Yesterday I was reading the excellent Observer On Sunday and they have an interesting section each week called “On My Radar” where they ask arts personalities their suggestions for “Art”, “Restaurant”, Ehibitions”, “Music” and “Book”. It’s interesting to read about other peoples interests and recommendations. I particularly enjoy the music and book recommendations. This week it was the recommendations of Simon McBurney who is the artistic director of Complicite, the theatre company.
What caught my eye was his “Exhibition” recommendation for the “British Museum: Journey Through The Afterlife” that we’ve been recommending ourselves here on the Nile Cruise Blog. What appear to fascinate him are the “Fayum Portraits“, otherwise known as the “mummy portraits” which are portraits of the Egyptian dead going into the afterlife, painted while the people were still alive.Â
Wikipedia gives this explanation of “Fayum Portraits“:
“Mummy portraits or Fayum mummy portraits (also Faiyum mummy portraits) is the modern term given to a type of realistic painted portraits on wooden boards attached to mummies from the Coptic period. They belong to the tradition of panel painting, one of the most highly regarded forms of art in the Classical world. In fact, the Fayum portraits are the only large body of art from that tradition to have survived.

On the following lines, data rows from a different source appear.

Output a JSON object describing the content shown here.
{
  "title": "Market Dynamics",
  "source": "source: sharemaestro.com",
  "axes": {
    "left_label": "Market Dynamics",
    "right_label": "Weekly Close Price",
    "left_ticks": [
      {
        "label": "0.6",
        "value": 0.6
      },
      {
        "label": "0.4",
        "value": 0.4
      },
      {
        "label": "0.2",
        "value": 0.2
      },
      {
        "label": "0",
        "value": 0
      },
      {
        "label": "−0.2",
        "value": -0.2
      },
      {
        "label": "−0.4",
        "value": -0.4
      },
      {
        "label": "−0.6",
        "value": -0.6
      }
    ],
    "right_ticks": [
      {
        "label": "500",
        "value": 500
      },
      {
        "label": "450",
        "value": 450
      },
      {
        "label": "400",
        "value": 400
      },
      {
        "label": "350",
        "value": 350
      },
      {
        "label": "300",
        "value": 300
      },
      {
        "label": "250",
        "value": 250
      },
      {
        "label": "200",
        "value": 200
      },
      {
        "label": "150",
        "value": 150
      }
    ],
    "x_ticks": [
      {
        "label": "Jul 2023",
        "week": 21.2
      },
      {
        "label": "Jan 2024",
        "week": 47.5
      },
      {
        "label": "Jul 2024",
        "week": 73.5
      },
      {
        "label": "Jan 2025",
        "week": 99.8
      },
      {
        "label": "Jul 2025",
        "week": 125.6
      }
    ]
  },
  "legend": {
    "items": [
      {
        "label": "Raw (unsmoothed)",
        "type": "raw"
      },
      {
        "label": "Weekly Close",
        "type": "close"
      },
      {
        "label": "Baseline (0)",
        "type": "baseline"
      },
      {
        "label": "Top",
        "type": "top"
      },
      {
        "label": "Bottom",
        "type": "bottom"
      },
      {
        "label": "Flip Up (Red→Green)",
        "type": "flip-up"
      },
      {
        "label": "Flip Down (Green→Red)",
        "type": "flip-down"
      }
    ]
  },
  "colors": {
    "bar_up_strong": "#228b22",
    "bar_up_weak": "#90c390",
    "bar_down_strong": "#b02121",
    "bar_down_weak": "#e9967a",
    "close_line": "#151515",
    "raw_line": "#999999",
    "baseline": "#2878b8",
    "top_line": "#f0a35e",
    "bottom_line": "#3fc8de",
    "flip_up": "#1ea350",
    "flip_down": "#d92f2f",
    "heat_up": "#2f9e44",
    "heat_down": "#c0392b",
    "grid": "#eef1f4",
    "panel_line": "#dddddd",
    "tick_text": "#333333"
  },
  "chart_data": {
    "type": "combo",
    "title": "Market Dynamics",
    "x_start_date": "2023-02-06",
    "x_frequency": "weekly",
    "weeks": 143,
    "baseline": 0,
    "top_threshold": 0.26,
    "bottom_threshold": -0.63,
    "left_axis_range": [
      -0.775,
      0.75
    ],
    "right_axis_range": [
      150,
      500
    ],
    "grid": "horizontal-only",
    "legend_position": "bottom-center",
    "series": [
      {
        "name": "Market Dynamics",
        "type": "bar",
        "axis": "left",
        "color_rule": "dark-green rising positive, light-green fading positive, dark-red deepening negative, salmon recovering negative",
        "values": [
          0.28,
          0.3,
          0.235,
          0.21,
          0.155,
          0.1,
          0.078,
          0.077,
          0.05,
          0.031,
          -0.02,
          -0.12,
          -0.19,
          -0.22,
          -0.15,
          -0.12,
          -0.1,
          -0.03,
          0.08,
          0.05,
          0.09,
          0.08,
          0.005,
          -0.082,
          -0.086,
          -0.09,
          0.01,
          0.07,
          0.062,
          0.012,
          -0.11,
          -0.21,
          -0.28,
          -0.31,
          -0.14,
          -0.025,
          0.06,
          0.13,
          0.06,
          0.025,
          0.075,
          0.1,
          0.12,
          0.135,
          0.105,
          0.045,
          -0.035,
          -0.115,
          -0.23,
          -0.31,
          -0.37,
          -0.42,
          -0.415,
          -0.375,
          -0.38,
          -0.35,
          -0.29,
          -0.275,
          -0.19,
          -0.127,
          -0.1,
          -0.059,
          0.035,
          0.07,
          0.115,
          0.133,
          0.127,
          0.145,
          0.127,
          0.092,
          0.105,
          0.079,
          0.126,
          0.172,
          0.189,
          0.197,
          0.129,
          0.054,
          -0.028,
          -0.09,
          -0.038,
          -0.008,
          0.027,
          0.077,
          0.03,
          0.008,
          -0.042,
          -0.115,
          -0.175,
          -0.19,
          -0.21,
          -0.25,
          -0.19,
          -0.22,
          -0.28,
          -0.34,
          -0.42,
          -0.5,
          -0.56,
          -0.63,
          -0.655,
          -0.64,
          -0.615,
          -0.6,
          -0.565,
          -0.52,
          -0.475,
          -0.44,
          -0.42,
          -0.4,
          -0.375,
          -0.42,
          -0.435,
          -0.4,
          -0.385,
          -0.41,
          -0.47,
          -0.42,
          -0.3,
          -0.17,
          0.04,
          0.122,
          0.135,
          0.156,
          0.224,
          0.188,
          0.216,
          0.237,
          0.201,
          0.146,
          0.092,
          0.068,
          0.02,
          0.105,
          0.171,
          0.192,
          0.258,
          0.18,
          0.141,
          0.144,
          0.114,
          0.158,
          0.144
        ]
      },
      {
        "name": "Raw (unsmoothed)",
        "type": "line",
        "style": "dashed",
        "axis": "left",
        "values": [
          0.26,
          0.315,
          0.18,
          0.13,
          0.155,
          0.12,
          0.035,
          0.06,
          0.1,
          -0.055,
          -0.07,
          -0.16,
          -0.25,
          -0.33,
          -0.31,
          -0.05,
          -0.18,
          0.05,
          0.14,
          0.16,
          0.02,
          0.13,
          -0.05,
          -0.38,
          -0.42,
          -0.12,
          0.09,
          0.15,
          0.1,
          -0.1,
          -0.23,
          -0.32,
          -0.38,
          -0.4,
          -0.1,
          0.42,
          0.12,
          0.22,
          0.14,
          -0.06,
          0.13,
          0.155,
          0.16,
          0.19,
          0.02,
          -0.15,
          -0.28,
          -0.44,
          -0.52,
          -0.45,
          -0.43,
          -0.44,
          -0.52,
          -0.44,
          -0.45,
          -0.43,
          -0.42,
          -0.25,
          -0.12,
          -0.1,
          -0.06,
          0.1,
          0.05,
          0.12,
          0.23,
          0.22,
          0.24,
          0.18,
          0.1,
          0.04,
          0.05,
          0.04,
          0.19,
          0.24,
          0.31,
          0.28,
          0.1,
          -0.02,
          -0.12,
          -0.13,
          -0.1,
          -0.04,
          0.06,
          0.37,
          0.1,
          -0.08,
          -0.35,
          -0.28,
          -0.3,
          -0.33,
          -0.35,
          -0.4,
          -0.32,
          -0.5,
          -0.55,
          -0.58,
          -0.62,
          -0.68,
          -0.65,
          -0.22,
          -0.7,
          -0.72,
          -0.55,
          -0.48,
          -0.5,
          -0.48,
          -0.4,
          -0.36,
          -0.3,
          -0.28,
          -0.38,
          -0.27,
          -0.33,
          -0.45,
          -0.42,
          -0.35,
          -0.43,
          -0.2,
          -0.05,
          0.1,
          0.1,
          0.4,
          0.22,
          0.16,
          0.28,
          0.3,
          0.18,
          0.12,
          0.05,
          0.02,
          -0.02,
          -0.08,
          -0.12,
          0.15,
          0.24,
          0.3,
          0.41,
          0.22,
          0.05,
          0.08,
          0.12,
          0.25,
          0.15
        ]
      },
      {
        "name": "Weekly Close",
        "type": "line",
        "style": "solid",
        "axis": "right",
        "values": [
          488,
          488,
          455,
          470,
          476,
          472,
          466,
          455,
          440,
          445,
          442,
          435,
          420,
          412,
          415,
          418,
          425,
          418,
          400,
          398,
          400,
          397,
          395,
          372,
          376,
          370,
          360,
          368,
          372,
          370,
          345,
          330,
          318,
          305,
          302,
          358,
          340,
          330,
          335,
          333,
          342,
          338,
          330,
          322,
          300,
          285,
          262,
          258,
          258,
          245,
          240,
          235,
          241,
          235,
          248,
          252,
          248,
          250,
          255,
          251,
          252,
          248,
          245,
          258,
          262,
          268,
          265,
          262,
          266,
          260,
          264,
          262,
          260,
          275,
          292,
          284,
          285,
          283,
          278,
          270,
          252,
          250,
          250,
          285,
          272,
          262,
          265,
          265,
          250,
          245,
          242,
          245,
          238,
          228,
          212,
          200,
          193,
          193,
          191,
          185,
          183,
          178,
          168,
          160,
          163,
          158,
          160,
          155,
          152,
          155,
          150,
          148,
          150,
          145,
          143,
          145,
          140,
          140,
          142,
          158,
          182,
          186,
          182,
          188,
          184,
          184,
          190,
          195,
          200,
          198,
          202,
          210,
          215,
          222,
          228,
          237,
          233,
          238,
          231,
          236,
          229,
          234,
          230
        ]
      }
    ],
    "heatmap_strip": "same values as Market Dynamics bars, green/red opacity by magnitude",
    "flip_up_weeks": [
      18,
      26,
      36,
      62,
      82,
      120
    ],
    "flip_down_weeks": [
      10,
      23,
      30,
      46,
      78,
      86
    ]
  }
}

Mummy portraits have been found across Egypt, but are most common in the Faiyum Basin, particularly from Hawara and Antinoopolis, hence the common name. “Faiyum Portraits” is generally thought of as a stylistic, rather than a geographic, description. While painted Cartonnage mummy cases date back to pharaonic times, the Faiyum mummy portraits were an innovation dating to the Coptic period on time of the Roman occupation of Egypt.
They date to the Roman period, from the late 1st century BC or the early 1st century AD onwards. It is not clear when their production ended, but recent research suggests the middle of the 3rd century. They are among the largest groups among the very few survivors of the highly prestigious panel painting tradition of the classical world, which was continued into Byzantine and Western traditions in the post-classical world, including the local tradition of Coptic iconography in Egypt.
The portraits covered the faces of bodies that were mummified for burial. Extant examples indicate that they were mounted into the bands of cloth that were used to wrap the bodies. Almost all have now been detached from the mummies. Â They usually depict a single person, showing the head, or head and upper chest, viewed frontally. In terms of artistic tradition, the images clearly derive more from Graeco-Roman traditions than Egyptian ones.
Two groups of portraits can be distinguished by technique: one of encaustic (wax) paintings, the other in tempera. The former are usually of higher quality.
About 900 mummy portraits are known at present. The majority were found in the necropoleis of Faiyum. Due to the hot dry Egyptian climate, the paintings are frequently very well preserved, often retaining their brilliant colours seemingly unfaded by time”.
The British Museum exhibition really does seem a treasure-trove for anyone interested in Ancient Egypt and would be well worth anyone intending to take a Nile Cruise in the near future.